Il est souvent question d’âge et de différence d’âge. Vous heurtez-vous à certaines contraintes lorsqu’il s’agit de faire vivre cela sur l’écran ?

Je pense que j’ai écrit Ici commence la nuit parce que je suis frustrée du Roi de l’évasion. Dans le scénario original les protagonistes avaient 14 et 99 ans, et non 16 et 40 ans comme dans le film… Une jeune femme de 16 ans, on arrive pas à la trouver. Ce n’est même pas un problème d’âge minimum, c’est que les jeunes femmes ne veulent pas faire ça, ce que je comprends très bien ! C’est la limite et la richesse du cinéma. On doit fonctionner avec le réel, il y a quand même de sacrées contraintes. C’est justement de cette confrontation entre ce qu’on avait en tête et le réel qui résiste, que naît ce territoire à part qu’est le cinéma.

Vous abordez des thèmes souvent grinçants, mais l’on peut toujours en rire. Comment parvenez-vous à maintenir cet équilibre ? 

Je n’ai pas toujours réussi à tenir cette ligne, par exemple dans Le roi de l’évasion, mais j’y arrive de mieux en mieux. Je m’entoure également mieux, de gens qui sont vigilants, car il y a des séquences sensibles dans le film. Pour les images de Daesh, par exemple, je dois une fière chandelle au monteur. Je consulte pas mal de monde pour voir si je ne pousse pas le bouchon un peu trop loin. On se pose des questions morales dans ces moments-là, forcément. J’ai également souvenir qu’il y a une gifle que Gérard donnait à Isadora qui n’était pas dans le scénario. La gifle est partie dans le jeu, dans le vif de l’action. Je l’ai gardé puis un jour, le monteur, Jean-Christophe, me dit : “cette gifle, c’est de trop”. Parce que c’était une gifle qui faisait marrer mais pas d’un rire très sain. C’est comme ça que la limite se tient. On la trouve pas dès le début.

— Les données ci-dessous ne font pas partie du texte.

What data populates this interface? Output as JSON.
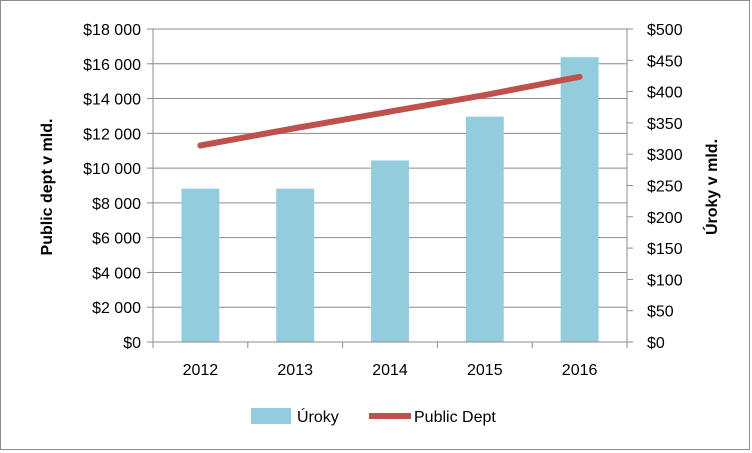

Une rétrospective vous est consacrée à la Cinémathèque, qu’est-ce que ça vous fait ? 

Ça fait toujours plaisir mais ça sent un peu le sapin ! Je me dis « déjà » ! C’est une consécration, finalement. Et ce n’est pas la première rétrospective qui m’est consacrée. C’est assez fou : je venais de faire mon premier long-métrage et déjà j’avais des rétrospectives ! Je fais aussi des films pour qu’ils soient vus. Ça m’embêterait qu’ils se limitent à leur sortie, c’est important pour moi qu’ils repassent. Même s’il est vrai que mes films sont peu vus sur le moment. J’espère que ce sera différent pour Viens je t’emmène. Je pense qu’il est plus simple d’accès. Ce ne sont pas des mecs à poil sur une plage pendant une heure et demie !

Quand est-il de votre prochain film ? Fera-t-il parti de ceux plutôt mystiques ou plutôt prosaïques ?

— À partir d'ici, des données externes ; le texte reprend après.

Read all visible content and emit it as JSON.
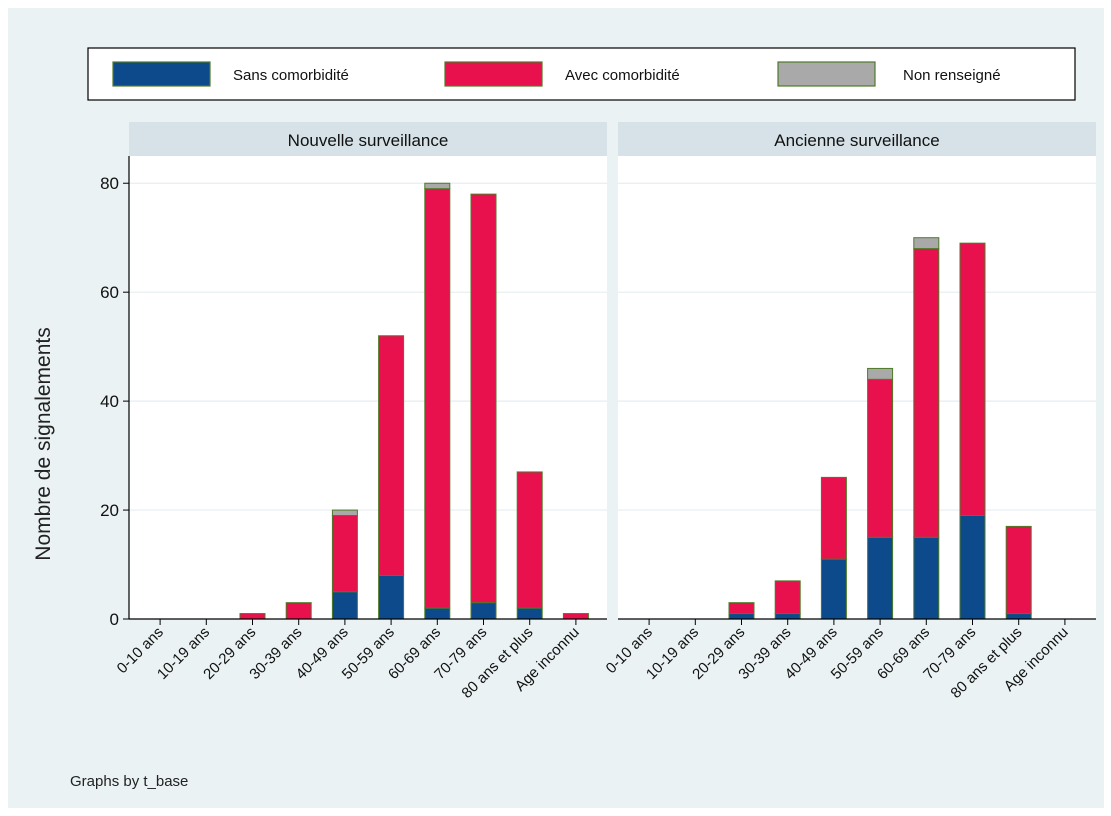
{
  "chart_data": {
    "type": "bar",
    "stacked": true,
    "categories": [
      "0-10 ans",
      "10-19 ans",
      "20-29 ans",
      "30-39 ans",
      "40-49 ans",
      "50-59 ans",
      "60-69 ans",
      "70-79 ans",
      "80 ans et plus",
      "Age inconnu"
    ],
    "ylabel": "Nombre de signalements",
    "ylim": [
      0,
      85
    ],
    "yticks": [
      0,
      20,
      40,
      60,
      80
    ],
    "grid": true,
    "legend_position": "top",
    "legend": [
      {
        "name": "Sans comorbidité",
        "color": "#0d4a8c"
      },
      {
        "name": "Avec comorbidité",
        "color": "#e8104d"
      },
      {
        "name": "Non renseigné",
        "color": "#a9a9a9"
      }
    ],
    "note": "Graphs by t_base",
    "panels": [
      {
        "title": "Nouvelle surveillance",
        "series": [
          {
            "name": "Sans comorbidité",
            "values": [
              0,
              0,
              0,
              0,
              5,
              8,
              2,
              3,
              2,
              0
            ]
          },
          {
            "name": "Avec comorbidité",
            "values": [
              0,
              0,
              1,
              3,
              14,
              44,
              77,
              75,
              25,
              1
            ]
          },
          {
            "name": "Non renseigné",
            "values": [
              0,
              0,
              0,
              0,
              1,
              0,
              1,
              0,
              0,
              0
            ]
          }
        ]
      },
      {
        "title": "Ancienne surveillance",
        "series": [
          {
            "name": "Sans comorbidité",
            "values": [
              0,
              0,
              1,
              1,
              11,
              15,
              15,
              19,
              1,
              0
            ]
          },
          {
            "name": "Avec comorbidité",
            "values": [
              0,
              0,
              2,
              6,
              15,
              29,
              53,
              50,
              16,
              0
            ]
          },
          {
            "name": "Non renseigné",
            "values": [
              0,
              0,
              0,
              0,
              0,
              2,
              2,
              0,
              0,
              0
            ]
          }
        ]
      }
    ]
  },
  "colors": {
    "background": "#eaf2f3",
    "panel_header": "#d6e2e8",
    "bar_edge": "#4f7a28"
  }
}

Je suis en train de l’écrire, je peux vous dire qu’il y aura un curé un peu étrange dedans… Mais je pense justement qu’il fera le lien entre ces deux pans, c’est un peu un syncrétisme entre le mystique et le prosaïque ! 

Propos recueillis par Pierre Gaudron, le 22 février à Paris.

Viens je t’emmène est actuellement au cinéma.

Rétrospective Alain Guiraudie, à la Cinémathèque française jusqu’au 6 mars.